The first two speakers at March's International Symposium on Grids and Clouds 2013 (ISGC2013) were Steven Newhouse, director of European Grid Infrastructure (EGI) and Daniel Katz, program director in the Division of Advanced Cyberinfrastructure at the US National Science Foundation (NSF). Together, they provided perspectives from both sides of the Atlantic Ocean on ways to measure the success of e-infrastructures, including the people and services that contribute to their development. Steven Newhouse introduced some of the metrics currently being used to determine the impact of e-infrastructures in Europe from projects such as e-FISCAL, e.inventory and ERINA+ .
So how do developers and architects of software and e-infrastructures know when their work is successful? And, more importantly, how does the outside world (especially funders) recognise exactly who collaborated and contributed to each and every scientific output? For the developer of an open source physics simulation, possible metrics could include recording downloads and users, as well as tracking paper citations. However, Katz suggests that what could be more valuable but harder to monitor are the number of citations each paper that cited your software receives. He emphasized the need to develop a system where credit is given to those involved in building the software and data sets.
The NSF has proposed a number of solutions to this conundrum. One recommendation is that all products - including software, data sets and workflows, are registered. Next, a credit map is developed. The input would be the weighted list of contributors (both people and products) with the DOI as the final output. This could lead to transitive credit enabling developers to gather evidence for their applications' widespread usage. Product usage could also be automatically recorded by simply incorporating a general usage code into each software package.

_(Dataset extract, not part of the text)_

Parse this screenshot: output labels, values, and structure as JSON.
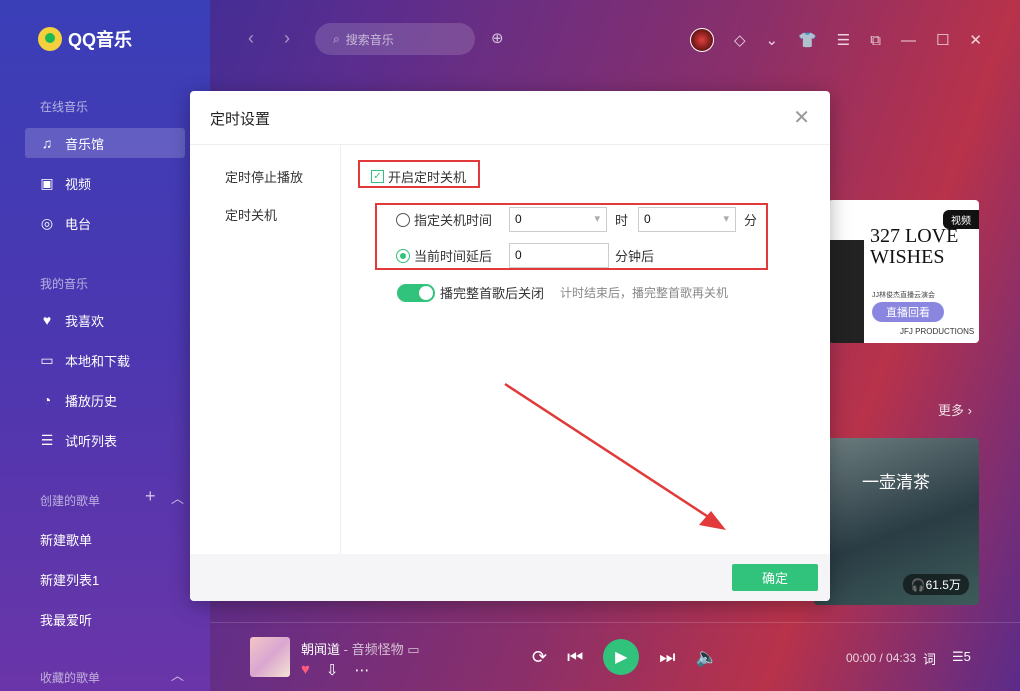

Commercial tools are generally tracked by the money they generate, but this doesn't help academics understand what tools were used for what outcomes, says Katz. Tokens could be provided as part of science grants. Users could then distribute tokens either during or after using the tools.
At the moment, it is largely up to e-infrastructures to not only demonstrate an active user base, but to monitor the quality of service, track their citations and understand usage patterns. Alexandre Bonvin described the ways in which WeNMR is keeping track of how their services have contributed to progress in structural biology. In 2012, there was a significant output from the project with 36 publications acknowledging WeNMR. Their analysis found the use of their e-infrastructure to be both application/portal and discipline dependent, with a large fraction of users seeming to only use specific tools for rather limited lifetimes (approximately 0.5 to 1 years). Bonvin suggests that e-infrastructures should only expect a fraction of potential users to actually use it at any given time.
Unfortunately, as researchers don't always acknowledge the full array of tools that helped them with their work, developing an effective reward system for those developers and architects working behind the scenes will be vitally important going forward.